We may infinitely continue this intellectual game and keep on finding more and more art-historical parallels and prototypes, without establishing any direct source. No work of Dideba’s is an imitation of the Renaissance portraiture, but a visual synthesis, supplied by memory. The Tbilisi-born artist must have also been inspired by everyday scenes from Georgian life. Although pointing to the Renaissance, Dideba’s paintings possess an unmistakeably Georgian quality: cheerful, philosophical and celebrating life. These visions, memories and impressions have been transformed and elevated by the artist’s imagination. As he once himself acknowledged, “my chief goal is to transform the mundane and the realistic into something special and elevated”. As a result, each painting turns into something mythical, monumental and replete with visual allusions.

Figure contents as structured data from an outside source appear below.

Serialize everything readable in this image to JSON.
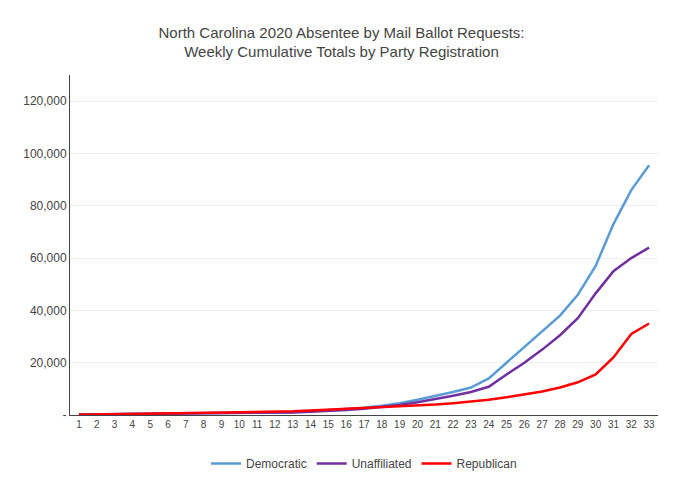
{
  "chart_data": {
    "type": "line",
    "title": "North Carolina 2020 Absentee by Mail Ballot Requests:\nWeekly Cumulative Totals by Party Registration",
    "x": [
      1,
      2,
      3,
      4,
      5,
      6,
      7,
      8,
      9,
      10,
      11,
      12,
      13,
      14,
      15,
      16,
      17,
      18,
      19,
      20,
      21,
      22,
      23,
      24,
      25,
      26,
      27,
      28,
      29,
      30,
      31,
      32,
      33
    ],
    "series": [
      {
        "name": "Democratic",
        "color": "#5B9BD5",
        "values": [
          200,
          280,
          320,
          360,
          400,
          440,
          480,
          560,
          640,
          720,
          840,
          980,
          1150,
          1400,
          1800,
          2200,
          2800,
          3500,
          4500,
          5800,
          7200,
          8800,
          10500,
          14000,
          20000,
          26000,
          32000,
          38000,
          46000,
          57000,
          73000,
          86000,
          95500
        ]
      },
      {
        "name": "Unaffiliated",
        "color": "#7030A0",
        "values": [
          150,
          220,
          260,
          300,
          340,
          380,
          420,
          470,
          540,
          620,
          730,
          860,
          1000,
          1200,
          1500,
          1900,
          2400,
          3000,
          3800,
          4900,
          6100,
          7400,
          8800,
          10800,
          15500,
          20000,
          25000,
          30500,
          37000,
          46500,
          55000,
          60000,
          64000
        ]
      },
      {
        "name": "Republican",
        "color": "#FF0000",
        "values": [
          100,
          200,
          350,
          450,
          500,
          550,
          700,
          800,
          900,
          1000,
          1100,
          1200,
          1400,
          1700,
          2000,
          2300,
          2600,
          2900,
          3200,
          3600,
          4000,
          4500,
          5100,
          5800,
          6800,
          7800,
          9000,
          10500,
          12500,
          15500,
          22000,
          31000,
          35000
        ]
      }
    ],
    "xlim": [
      0.5,
      33.5
    ],
    "xticks": [
      1,
      2,
      3,
      4,
      5,
      6,
      7,
      8,
      9,
      10,
      11,
      12,
      13,
      14,
      15,
      16,
      17,
      18,
      19,
      20,
      21,
      22,
      23,
      24,
      25,
      26,
      27,
      28,
      29,
      30,
      31,
      32,
      33
    ],
    "ylim": [
      0,
      130000
    ],
    "yticks": [
      {
        "value": 0,
        "label": "-"
      },
      {
        "value": 20000,
        "label": "20,000"
      },
      {
        "value": 40000,
        "label": "40,000"
      },
      {
        "value": 60000,
        "label": "60,000"
      },
      {
        "value": 80000,
        "label": "80,000"
      },
      {
        "value": 100000,
        "label": "100,000"
      },
      {
        "value": 120000,
        "label": "120,000"
      }
    ],
    "grid": true,
    "legend": "bottom"
  }
}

Dideba does appropriate visual idioms of the Renaissance and Early Baroque art, but he also displays extreme technical mastery in adapting the imprimatura, a multi-layer Renaissance technique, requiring skill, patience and knowledge of pigment properties, to his artistic and expressive purposes. Dideba displays same mastery in his non- figurative compositions to an astonishing effect. His geometrically and colouristically complex abstractions take on new contemplative and expressive dimensions. The painterly surface radiates light, adding to the mysteriousness, emotion and depth of the artwork, as can be seen in the Autumn Prelude (Night), (2017). Being so steeped in the history of art and Georgian culture, Dideba is, nevertheless, no stranger to present-day life and contemporary
culture. His works are capable of stirring a completely different set of visual associations in European viewers: with all their painstaking technique and elaborate finish, they may surprisingly resemble of Grant Wood paintings! Think American Gothic (1931) or Parson Weem’s Fable (1939): similar proportions, facial expressions and a comparable deal of eccentricity! We would probably leave it here, encouraging you to enjoy the works and make up your own mind.
Mamuka Dideba’s first solo London exhibition, titled The Magical Worlds of Mamuka Dideba was organised by Katrine Levin Galleries at Shapero Rare Books Gallery, 32 St George St, Mayfair, London W1S 2EA, in June 2019.